E chi sarà, o fratelli, ad avere questa carità? Colui che in questa vita non cerca il proprio tornaconto. ( Fil 2,4-21 )
Ascolta l'Apostolo, quest'uomo pieno di carità! Dice: Rendetevi accetti a tutti e in ogni cosa, così come anch'io cerco di piacere a tutti in tutto. ( 1 Cor 10,33 )
Ma allora, dove sono andate a finire quelle tue parole: Se io cercassi ancora di piacere agli uomini non sarei servo di Cristo? ( Gal 1,10 )
Come fai a dire adesso che cerchi di piacere a loro e ad esortare gli altri a fare lo stesso?
Ma il senso ultimo della frase non è che si debba piacere alla gente per ambizione personale, ma per la carità.
Ora chi cerca la propria gloria non cerca la salvezza altrui, mentre l'Apostolo dice: Così come anch'io cerco di piacere a tutti in tutto, non cercando ciò che è utile a me ma alle moltitudini, affinché siano salve. ( 1 Cor 10,32-33 )
Non è senza motivo che anche il salmista, parlando della carità, dice: Per amore dei miei fratelli e dei miei vicini io parlavo della pace [ che viene ] da te.
O Gerusalemme, città la cui partecipazione [ è ] nell'Assoluto, in questa vita e in questa terra io, povero e pellegrino, vado gemendo poiché non godo ancora della tua pace; tuttavia voglio farmi araldo della tua pace e predicarla [ a tutti ].
Non per un attaccamento a me stesso, come fanno gli eretici, i quali, perché ambiscono la propria gloria, dicono ( è vero ): La pace sia con voi!, ma non posseggono loro stessi quella pace che augurano agli altri.
Se infatti possedessero la pace, non lacererebbero l'unità.
Io viceversa - dice il salmo - parlavo della pace [ che viene ] da te.
Ma con quali mire? Per amore dei miei fratelli e dei miei vicini.
Non in vista del mio onore e della mia ricchezza, e nemmeno per amore della mia vita.
Difatti, per me vivere è Cristo e il morire un vantaggio.

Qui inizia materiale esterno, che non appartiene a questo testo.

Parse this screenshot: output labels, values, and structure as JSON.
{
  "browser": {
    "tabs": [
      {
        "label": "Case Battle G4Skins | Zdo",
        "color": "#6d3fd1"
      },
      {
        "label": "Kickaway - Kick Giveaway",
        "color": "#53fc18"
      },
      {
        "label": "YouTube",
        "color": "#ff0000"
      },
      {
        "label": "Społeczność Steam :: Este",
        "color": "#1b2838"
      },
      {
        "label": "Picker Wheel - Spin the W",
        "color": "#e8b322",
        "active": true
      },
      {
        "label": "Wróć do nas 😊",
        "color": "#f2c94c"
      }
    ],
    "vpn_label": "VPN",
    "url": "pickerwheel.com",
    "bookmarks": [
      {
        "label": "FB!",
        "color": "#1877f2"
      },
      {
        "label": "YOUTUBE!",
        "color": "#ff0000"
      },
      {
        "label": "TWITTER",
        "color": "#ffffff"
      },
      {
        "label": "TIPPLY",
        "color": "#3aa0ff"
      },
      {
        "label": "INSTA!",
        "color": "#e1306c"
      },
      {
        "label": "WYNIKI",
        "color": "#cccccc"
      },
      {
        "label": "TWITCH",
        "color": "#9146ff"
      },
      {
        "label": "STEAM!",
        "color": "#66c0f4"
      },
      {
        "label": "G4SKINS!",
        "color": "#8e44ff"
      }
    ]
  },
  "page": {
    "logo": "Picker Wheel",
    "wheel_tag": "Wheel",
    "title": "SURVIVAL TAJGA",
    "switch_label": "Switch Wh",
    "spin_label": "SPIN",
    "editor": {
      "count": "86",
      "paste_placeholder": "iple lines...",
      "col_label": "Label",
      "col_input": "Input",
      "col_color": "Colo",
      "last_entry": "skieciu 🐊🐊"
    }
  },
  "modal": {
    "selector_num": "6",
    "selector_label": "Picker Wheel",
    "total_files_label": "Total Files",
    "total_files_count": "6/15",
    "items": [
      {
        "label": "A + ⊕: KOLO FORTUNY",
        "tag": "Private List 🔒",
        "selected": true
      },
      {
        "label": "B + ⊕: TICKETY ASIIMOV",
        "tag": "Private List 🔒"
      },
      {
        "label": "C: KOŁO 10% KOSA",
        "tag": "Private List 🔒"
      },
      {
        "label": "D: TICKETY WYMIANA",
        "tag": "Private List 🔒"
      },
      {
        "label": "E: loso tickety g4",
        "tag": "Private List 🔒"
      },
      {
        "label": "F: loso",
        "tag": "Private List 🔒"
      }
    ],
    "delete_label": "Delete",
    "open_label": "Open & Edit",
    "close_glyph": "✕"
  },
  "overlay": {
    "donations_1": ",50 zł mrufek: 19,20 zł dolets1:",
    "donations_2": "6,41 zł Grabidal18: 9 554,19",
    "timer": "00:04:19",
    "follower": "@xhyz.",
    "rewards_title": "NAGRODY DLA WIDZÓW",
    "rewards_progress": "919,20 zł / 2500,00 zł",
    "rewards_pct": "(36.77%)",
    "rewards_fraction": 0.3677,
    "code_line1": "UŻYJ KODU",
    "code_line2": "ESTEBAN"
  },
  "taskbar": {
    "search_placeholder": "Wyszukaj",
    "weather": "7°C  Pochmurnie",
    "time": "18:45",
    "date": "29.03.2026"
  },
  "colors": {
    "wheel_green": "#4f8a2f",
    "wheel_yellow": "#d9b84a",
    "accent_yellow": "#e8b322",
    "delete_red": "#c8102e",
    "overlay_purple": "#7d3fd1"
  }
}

Se parlavo della pace [ che viene ] da te, [ era ] per amore dei miei fratelli e dei miei vicini.
È vero infatti che egli personalmente desiderava essere liberato [ dal corpo ] ed essere con Cristo, tuttavia, al fine di annunziare ai vicini e ai fratelli [ la verità ], diceva: È però necessario al vostro bene che io rimanga fra voi. ( Fil 1,21.23-24 )
Per amore dei miei fratelli e dei miei vicini io parlavo della pace [ che viene ] da te.
14 - [v 9.] Per amore della casa del Signore mio Dio io ho chiesto per te i beni.
Non te li ho chiesti per avvantaggiarmene io stesso.
In tal caso infatti non li avrei chiesti per te ma per me, con la conseguenza che, non avendoli chiesti per te, non li avrei avuti per niente.
Te li ho chiesti, invece, per la casa del Signore mio Dio, cioè per la Chiesa, per i santi, per i pellegrini, per i bisognosi, affinché possano ascendere secondo quel che loro diciamo: Andremo alla casa del Signore.
Proprio per amore di questa casa del Signore mio Dio io ho chiesto per te i beni.
Da tutto questo discorso, piuttosto lungo, attingete le cose necessarie, e fatene vostro cibo e bevanda.
Rimettetevi in buona salute e correte e conquistate [ la palma della vittoria ].